Tomada de decisão sob incerteza: lógica de portfólio ≠ lógica de projetos individuais

Em ambientes de alta incerteza, a tomada de decisão sobre inovação não pode ser centrada no sucesso individual de projetos. O foco deve estar no valor do portfólio como um todo — assim como um investidor de risco sabe que boa parte de suas apostas falhará, mas que uma única “unicornização” compensará amplamente o risco assumido.

Este raciocínio nos remete ao conceito de “opções reais”, amplamente estudado por Gary Pisano. Uma iniciativa de H3 pode ser vista como uma call option estratégica: mesmo que não gere receita imediata, mantém a empresa posicionada para capturar valor em cenários futuros de ruptura.

Na prática, isso exige:

  • Aceitar a falha como parte do portfólio, não como aberração.
  • Monitorar “sinais fracos” e usar hipóteses como instrumentos de navegação.
  • Celebrar aprendizados validados, mesmo quando os projetos são encerrados.

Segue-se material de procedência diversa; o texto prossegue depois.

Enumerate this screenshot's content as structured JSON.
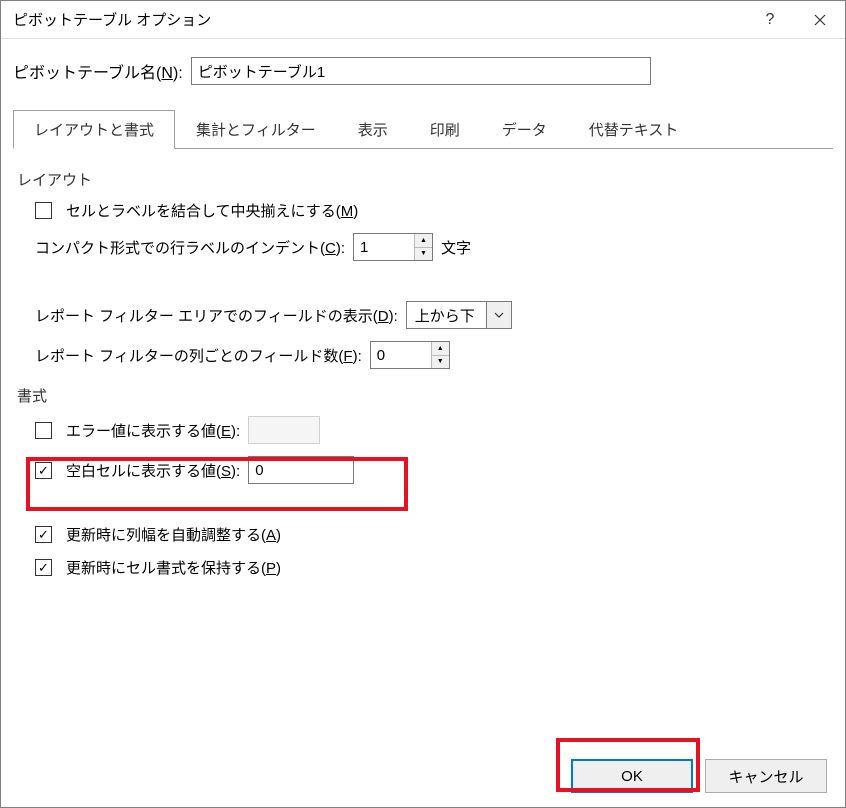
{
  "title": "ピボットテーブル オプション",
  "name_row": {
    "label_pre": "ピボットテーブル名(",
    "label_key": "N",
    "label_post": "):",
    "value": "ピボットテーブル1"
  },
  "tabs": [
    "レイアウトと書式",
    "集計とフィルター",
    "表示",
    "印刷",
    "データ",
    "代替テキスト"
  ],
  "layout_section": "レイアウト",
  "merge_label_pre": "セルとラベルを結合して中央揃えにする(",
  "merge_key": "M",
  "merge_label_post": ")",
  "indent_label_pre": "コンパクト形式での行ラベルのインデント(",
  "indent_key": "C",
  "indent_label_post": "):",
  "indent_value": "1",
  "indent_suffix": "文字",
  "filter_field_pre": "レポート フィルター エリアでのフィールドの表示(",
  "filter_field_key": "D",
  "filter_field_post": "):",
  "filter_field_value": "上から下",
  "filter_cols_pre": "レポート フィルターの列ごとのフィールド数(",
  "filter_cols_key": "F",
  "filter_cols_post": "):",
  "filter_cols_value": "0",
  "format_section": "書式",
  "error_label_pre": "エラー値に表示する値(",
  "error_key": "E",
  "error_label_post": "):",
  "empty_label_pre": "空白セルに表示する値(",
  "empty_key": "S",
  "empty_label_post": "):",
  "empty_value": "0",
  "autofit_pre": "更新時に列幅を自動調整する(",
  "autofit_key": "A",
  "autofit_post": ")",
  "preserve_pre": "更新時にセル書式を保持する(",
  "preserve_key": "P",
  "preserve_post": ")",
  "ok_label": "OK",
  "cancel_label": "キャンセル"
}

Da governança à aprendizagem organizacional

A função da governança adaptativa não termina com o controle: ela deve retroalimentar o sistema com aprendizado estratégico. Aqui, a inovação se conecta com a teoria das capabilidades dinâmicas, formulada por Teece, Pisano e Shuen (1997): a capacidade da organização de sentir, aprender e reconfigurar seus recursos diante de mudanças radicais no ambiente.

Ou seja, o portfólio de inovação é também um sistema nervoso organizacional. Quando bem gerido, ele identifica oportunidades emergentes, absorve conhecimento distribuído, protege a experimentação e transforma insights em vantagem competitiva durável.

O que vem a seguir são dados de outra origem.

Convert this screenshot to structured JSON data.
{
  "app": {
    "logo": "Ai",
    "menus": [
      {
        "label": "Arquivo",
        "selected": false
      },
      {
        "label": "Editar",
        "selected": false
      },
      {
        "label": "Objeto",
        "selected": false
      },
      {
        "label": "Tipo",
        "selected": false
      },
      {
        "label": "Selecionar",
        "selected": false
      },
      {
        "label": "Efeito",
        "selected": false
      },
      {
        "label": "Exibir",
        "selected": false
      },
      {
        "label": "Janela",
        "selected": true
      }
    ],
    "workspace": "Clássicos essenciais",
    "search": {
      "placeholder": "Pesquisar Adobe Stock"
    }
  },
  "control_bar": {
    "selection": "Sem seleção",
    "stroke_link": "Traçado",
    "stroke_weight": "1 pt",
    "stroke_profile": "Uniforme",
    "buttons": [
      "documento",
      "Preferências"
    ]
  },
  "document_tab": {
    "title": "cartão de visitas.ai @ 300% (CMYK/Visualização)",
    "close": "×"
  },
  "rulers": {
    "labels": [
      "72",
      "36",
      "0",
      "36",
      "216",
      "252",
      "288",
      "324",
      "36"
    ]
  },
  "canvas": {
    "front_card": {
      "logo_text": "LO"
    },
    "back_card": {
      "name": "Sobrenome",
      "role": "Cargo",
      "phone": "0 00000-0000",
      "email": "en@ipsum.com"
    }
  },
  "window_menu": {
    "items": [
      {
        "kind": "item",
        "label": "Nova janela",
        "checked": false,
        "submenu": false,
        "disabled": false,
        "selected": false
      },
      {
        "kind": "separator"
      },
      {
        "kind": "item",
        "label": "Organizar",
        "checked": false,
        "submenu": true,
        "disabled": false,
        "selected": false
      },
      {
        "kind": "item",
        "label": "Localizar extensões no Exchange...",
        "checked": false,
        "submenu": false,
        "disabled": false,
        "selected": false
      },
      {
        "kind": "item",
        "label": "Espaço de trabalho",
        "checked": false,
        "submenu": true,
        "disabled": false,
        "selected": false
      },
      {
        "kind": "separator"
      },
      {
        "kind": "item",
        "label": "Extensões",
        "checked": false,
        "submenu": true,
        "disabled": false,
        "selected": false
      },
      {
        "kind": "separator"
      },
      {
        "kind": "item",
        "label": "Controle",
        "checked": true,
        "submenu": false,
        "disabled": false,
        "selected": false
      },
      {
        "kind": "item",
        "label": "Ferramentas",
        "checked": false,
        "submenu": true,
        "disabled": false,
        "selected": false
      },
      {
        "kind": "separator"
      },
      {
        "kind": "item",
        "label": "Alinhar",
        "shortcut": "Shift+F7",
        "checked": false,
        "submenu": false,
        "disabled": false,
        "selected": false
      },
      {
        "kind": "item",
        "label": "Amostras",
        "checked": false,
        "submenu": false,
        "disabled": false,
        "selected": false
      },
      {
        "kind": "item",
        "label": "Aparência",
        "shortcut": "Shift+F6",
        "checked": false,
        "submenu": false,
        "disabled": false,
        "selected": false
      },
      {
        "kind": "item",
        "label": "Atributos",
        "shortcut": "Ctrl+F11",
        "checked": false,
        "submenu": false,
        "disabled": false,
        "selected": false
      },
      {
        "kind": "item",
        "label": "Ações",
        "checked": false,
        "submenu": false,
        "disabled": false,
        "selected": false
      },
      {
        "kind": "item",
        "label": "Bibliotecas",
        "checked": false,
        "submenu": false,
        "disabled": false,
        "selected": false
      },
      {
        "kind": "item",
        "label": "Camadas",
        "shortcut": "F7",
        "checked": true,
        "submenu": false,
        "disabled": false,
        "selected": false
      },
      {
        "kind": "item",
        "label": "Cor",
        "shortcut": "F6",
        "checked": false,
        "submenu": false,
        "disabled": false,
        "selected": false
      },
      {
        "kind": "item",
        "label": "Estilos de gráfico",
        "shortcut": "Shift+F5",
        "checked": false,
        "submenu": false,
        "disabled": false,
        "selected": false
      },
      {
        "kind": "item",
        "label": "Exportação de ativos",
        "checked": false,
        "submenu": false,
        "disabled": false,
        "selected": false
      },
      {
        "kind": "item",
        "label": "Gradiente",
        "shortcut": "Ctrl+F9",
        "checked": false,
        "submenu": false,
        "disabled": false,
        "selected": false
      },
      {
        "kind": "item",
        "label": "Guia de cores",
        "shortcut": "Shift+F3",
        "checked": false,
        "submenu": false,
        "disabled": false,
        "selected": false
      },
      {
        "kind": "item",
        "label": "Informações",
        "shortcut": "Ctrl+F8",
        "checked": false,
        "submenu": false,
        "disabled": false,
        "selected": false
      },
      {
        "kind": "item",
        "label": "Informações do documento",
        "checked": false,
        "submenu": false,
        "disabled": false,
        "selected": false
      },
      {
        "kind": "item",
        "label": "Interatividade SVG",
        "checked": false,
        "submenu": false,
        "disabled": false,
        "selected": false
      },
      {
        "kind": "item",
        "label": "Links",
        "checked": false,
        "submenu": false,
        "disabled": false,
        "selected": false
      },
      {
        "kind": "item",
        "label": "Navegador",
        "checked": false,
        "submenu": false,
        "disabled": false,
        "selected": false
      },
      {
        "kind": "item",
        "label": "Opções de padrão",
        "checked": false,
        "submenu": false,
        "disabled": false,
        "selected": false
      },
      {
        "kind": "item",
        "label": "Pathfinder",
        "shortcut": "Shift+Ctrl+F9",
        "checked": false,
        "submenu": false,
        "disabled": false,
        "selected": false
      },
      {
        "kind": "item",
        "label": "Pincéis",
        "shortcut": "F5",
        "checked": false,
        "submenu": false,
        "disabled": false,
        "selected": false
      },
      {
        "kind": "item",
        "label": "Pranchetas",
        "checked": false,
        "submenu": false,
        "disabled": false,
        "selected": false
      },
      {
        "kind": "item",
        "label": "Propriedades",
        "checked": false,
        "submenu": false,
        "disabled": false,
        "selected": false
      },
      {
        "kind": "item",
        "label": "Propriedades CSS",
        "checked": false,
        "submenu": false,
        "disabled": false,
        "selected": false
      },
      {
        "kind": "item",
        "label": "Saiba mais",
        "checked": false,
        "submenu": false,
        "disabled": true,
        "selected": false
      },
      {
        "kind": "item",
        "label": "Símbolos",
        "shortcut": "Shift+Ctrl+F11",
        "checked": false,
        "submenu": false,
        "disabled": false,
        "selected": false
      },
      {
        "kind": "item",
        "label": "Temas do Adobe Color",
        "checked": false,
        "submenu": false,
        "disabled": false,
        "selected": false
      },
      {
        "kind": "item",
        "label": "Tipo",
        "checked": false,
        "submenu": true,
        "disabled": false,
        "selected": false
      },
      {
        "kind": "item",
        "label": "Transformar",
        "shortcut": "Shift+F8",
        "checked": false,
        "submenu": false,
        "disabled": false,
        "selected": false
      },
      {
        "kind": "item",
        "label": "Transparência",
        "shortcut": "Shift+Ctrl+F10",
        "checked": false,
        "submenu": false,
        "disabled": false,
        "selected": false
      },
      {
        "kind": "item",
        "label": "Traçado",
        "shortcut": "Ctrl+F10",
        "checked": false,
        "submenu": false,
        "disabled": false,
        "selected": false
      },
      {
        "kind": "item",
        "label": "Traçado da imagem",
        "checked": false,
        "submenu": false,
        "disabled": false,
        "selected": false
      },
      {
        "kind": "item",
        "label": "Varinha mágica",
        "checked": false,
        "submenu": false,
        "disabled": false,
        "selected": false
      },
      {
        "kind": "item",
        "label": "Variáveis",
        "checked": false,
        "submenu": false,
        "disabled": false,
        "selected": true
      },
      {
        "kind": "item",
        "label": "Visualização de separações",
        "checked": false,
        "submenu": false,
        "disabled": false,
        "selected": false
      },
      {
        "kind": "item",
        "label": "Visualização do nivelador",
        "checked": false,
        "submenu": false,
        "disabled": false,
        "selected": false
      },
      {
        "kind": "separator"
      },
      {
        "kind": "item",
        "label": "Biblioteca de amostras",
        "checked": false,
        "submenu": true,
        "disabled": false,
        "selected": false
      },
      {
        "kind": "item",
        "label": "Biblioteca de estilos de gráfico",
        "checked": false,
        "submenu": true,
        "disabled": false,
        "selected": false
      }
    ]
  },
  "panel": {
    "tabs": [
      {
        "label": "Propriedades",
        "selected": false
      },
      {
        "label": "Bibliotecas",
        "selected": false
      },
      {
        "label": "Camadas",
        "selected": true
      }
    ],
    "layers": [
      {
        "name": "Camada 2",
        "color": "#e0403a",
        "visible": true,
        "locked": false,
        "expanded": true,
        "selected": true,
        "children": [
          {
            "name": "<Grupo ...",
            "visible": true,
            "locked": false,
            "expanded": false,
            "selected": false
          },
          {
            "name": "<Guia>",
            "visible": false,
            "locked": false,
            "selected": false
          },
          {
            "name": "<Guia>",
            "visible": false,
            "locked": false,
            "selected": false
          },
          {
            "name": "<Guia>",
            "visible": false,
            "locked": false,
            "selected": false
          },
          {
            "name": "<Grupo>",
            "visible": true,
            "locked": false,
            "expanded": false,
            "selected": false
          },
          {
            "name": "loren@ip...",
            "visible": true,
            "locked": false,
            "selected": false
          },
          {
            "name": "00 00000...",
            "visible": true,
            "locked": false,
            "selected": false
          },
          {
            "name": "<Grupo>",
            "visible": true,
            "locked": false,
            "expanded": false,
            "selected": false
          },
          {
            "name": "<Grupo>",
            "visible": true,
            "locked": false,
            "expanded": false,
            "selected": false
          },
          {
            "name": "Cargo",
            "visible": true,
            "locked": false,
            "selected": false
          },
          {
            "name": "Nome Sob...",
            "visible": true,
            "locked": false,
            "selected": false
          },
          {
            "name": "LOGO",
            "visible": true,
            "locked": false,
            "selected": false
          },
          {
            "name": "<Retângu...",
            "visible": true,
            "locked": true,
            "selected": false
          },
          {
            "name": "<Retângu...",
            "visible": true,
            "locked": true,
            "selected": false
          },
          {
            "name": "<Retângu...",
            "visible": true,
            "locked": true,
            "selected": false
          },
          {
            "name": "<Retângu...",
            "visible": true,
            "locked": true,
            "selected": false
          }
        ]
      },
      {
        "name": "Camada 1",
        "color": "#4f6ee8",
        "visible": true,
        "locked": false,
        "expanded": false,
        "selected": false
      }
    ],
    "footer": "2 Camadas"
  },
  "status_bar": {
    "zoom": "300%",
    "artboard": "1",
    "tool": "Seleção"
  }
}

Para isso, é essencial implementar mecanismos de:

  • Revisão e reclassificação contínua dos projetos à medida que evoluem;
  • Debriefs estruturados pós-projeto (com foco em aprendizado, não apenas performance);
  • Espaços rituais de sensemaking, onde líderes tomam decisões com base em narrativas emergentes, e não apenas dashboards tradicionais.

Conclusão: Portfólios não são estáticos — são arquiteturas de futuro em construção

A verdadeira maturidade em inovação corporativa não está em ter mais ideias ou mais projetos. Ela reside na capacidade de fazer escolhas estratégicas sobre onde arriscar, onde explorar, e onde consolidar — com disciplina, clareza e coragem.

A gestão de portfólio de inovação, quando bem executada, deixa de ser uma tarefa de compliance para se tornar um diferencial competitivo fundamental. Ela traduz a estratégia da empresa em ação concreta, distribui o risco de maneira inteligente, conecta o presente com o futuro e permite que a organização evolua conscientemente, sem sacrificar sua capacidade de reinvenção.

Neste cenário, o papel do gestor de inovação não é apenas técnico — é estrategista, diplomata e arquiteto de ambidestria. E, mais do que nunca, é ele quem pode garantir que a inovação não seja apenas um discurso — mas uma prática viva, sustentada e transformadora.